Much of this debt has been purchased by none other than the big central banks. Sunday, Bloomberg reported that central bank assets have grown at the fastest pace in five years, topping $21 trillion:
The world’s biggest central banks are bulking up their balance sheets this year at the fastest pace since 2011’s European debt crisis to boost lackluster economic recoveries with asset purchases that are supporting stock and bond prices.
The 10 largest lenders now own assets totaling $21.4 trillion, a 10 percent increase from the end of last year, data collected by Bloomberg show. Their combined holdings grew by 3 percent or less in both 2015 and 2014.
You might think that with all this zero-rate and negative-rate money sloshing around that liquidity in the markets would not be an issue. But take a look at what happened in the forex markets last week. The British Pound (GBP), which is a major currency and heavily traded, took a 6% dive in less than two minutes. For reference, anyone watching the forex markets knows that a 1-2% move in the currency world is considered a big move, and 6% in two minutes is certainly not expected in something as liquid as the Pound.

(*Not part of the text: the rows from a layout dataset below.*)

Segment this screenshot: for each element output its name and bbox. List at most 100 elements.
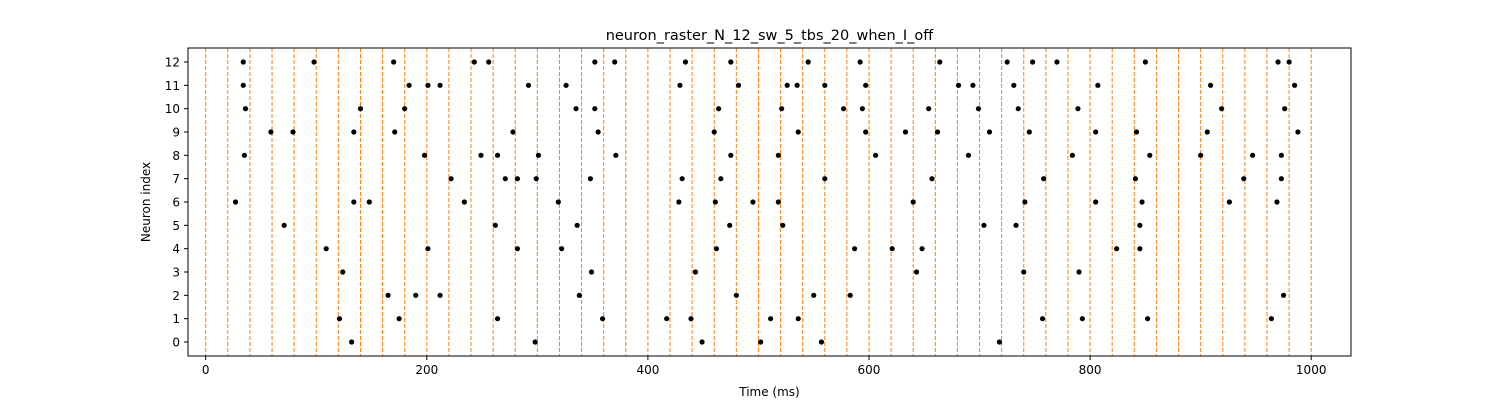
spike-point — [1292, 82, 1298, 88]
spike-point — [612, 59, 618, 65]
spike-point — [1204, 129, 1210, 135]
spike-point — [1137, 222, 1143, 228]
spike-point — [1295, 129, 1301, 135]
spike-point — [679, 176, 685, 182]
x-tick-label: 1000 — [1296, 363, 1327, 377]
spike-point — [716, 106, 722, 112]
spike-point — [494, 316, 501, 322]
spike-point — [795, 316, 801, 322]
spike-point — [779, 106, 785, 112]
spike-point — [728, 59, 734, 65]
spike-point — [1144, 316, 1151, 322]
spike-point — [592, 59, 598, 65]
spike-point — [391, 59, 397, 65]
spike-point — [811, 292, 817, 298]
spike-point — [795, 129, 801, 135]
spike-point — [471, 59, 477, 65]
spike-point — [822, 176, 828, 182]
y-tick-label: 12 — [165, 56, 180, 70]
spike-point — [437, 292, 443, 298]
spike-point — [713, 246, 720, 252]
spike-point — [281, 222, 287, 228]
spike-point — [1054, 59, 1060, 65]
spike-point — [240, 59, 246, 65]
spike-point — [970, 82, 976, 88]
spike-point — [1114, 246, 1120, 252]
spike-point — [461, 199, 467, 205]
spike-point — [735, 82, 742, 88]
spike-point — [406, 82, 412, 88]
spike-point — [1219, 106, 1225, 112]
spike-point — [1278, 176, 1284, 182]
x-tick-label: 200 — [415, 363, 438, 377]
spike-point — [902, 129, 909, 135]
spike-point — [677, 82, 683, 88]
spike-point — [1137, 246, 1143, 252]
spike-point — [1013, 222, 1019, 228]
spike-point — [290, 129, 296, 135]
spike-point — [996, 339, 1003, 345]
spike-point — [588, 269, 595, 275]
spike-point — [1282, 106, 1288, 112]
spike-point — [1147, 152, 1153, 158]
spike-point — [1095, 82, 1101, 88]
spike-point — [840, 106, 847, 112]
spike-point — [514, 246, 521, 252]
spike-point — [926, 106, 932, 112]
spike-point — [727, 222, 733, 228]
spike-point — [1286, 59, 1292, 65]
spike-point — [965, 152, 972, 158]
spike-point — [510, 129, 516, 135]
spike-point — [492, 222, 498, 228]
spike-point — [311, 59, 317, 65]
y-tick-label: 4 — [172, 242, 180, 256]
spike-point — [955, 82, 962, 88]
spike-point — [1026, 129, 1032, 135]
spike-point — [873, 152, 879, 158]
spike-point — [1274, 199, 1280, 205]
spike-point — [448, 176, 454, 182]
spike-point — [574, 222, 580, 228]
spike-point — [425, 246, 431, 252]
spike-point — [822, 82, 828, 88]
spike-point — [240, 82, 246, 88]
x-axis-label: Time (ms) — [738, 385, 800, 399]
y-tick-label: 5 — [172, 219, 180, 233]
x-axis-ticks: 0 200 400 600 800 1000 — [202, 356, 1327, 377]
spike-point — [934, 129, 941, 135]
spike-point — [1241, 176, 1247, 182]
spike-point — [682, 59, 689, 65]
y-tick-label: 3 — [172, 266, 180, 280]
spike-point — [1280, 292, 1287, 298]
x-tick-label: 800 — [1079, 363, 1102, 377]
spike-point — [555, 199, 561, 205]
spike-point — [768, 316, 774, 322]
spike-point — [1268, 316, 1275, 322]
spike-point — [336, 316, 343, 322]
spike-point — [595, 129, 601, 135]
spike-point — [1039, 316, 1046, 322]
spike-point — [1133, 129, 1140, 135]
spike-point — [494, 152, 501, 158]
spike-point — [1198, 152, 1204, 158]
spike-point — [692, 269, 699, 275]
spike-point — [1015, 106, 1021, 112]
spike-point — [241, 152, 247, 158]
x-tick-label: 600 — [858, 363, 881, 377]
spike-point — [323, 246, 329, 252]
spike-point — [232, 199, 239, 205]
spike-point — [676, 199, 682, 205]
spike-point — [1132, 176, 1139, 182]
spike-point — [573, 106, 579, 112]
spike-point — [525, 82, 532, 88]
y-tick-label: 11 — [165, 79, 180, 93]
y-tick-label: 6 — [172, 196, 180, 210]
y-tick-label: 10 — [165, 102, 180, 116]
spike-point — [392, 129, 398, 135]
spike-point — [857, 59, 863, 65]
spike-point — [402, 106, 408, 112]
spike-point — [1142, 59, 1148, 65]
spike-point — [919, 246, 925, 252]
spike-point — [664, 316, 670, 322]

The explanations for this move range from the standard “fat thumb” (i.e. someone inadvertently typed some extra zeros onto a sell ticket and swamped the market) to the easy-to-blame algo computers. Regardless of the reason, if there was one other than someone simply dumping a large number of Pounds onto the market, this type of thing shouldn’t really happen with so much liquidity sloshing around. People are certainly becoming complacent with ‘flash’ crashes, as if they are a normal occurrence and nothing to pay any attention to. I disagree. I think it could be a ‘tell’ and something to keep an eye on.
Think about where we are since 2008. The Fed keeps yapping about raising rates and normalization (though they do little other than talk), which has resulted in bond prices lower and interest rates higher. This is going to put enormous pressure on banks, pension funds and anyone else with a large amount of Sovereign bonds. A bond trader friend of mine told me that seeing all these bonds trading above par (i.e. over their face value) is going to lead to a massive problem. If you pay $1,100 for a $1,000 bond, you are only going to get $1,000 at maturity. At some point there will be losses as these bonds are marked back to par ahead of maturity.
Maybe the central bankers will be able to print and talk their way through to some successful outcome without actually raising rates. Or maybe they can have rates rise without causing some major dislocation in more asset classes, whether it be bonds, stocks, forex or commodities. But then again, maybe they can’t and that is why so many large, successful investors such as Soros, Druckenmiller and Buffett are sitting with large allocations of cash. With moves like we had in the Pound last week, it seems that the end game might be drawing near, and people might just want to be a little careful in the construction of their portfolios.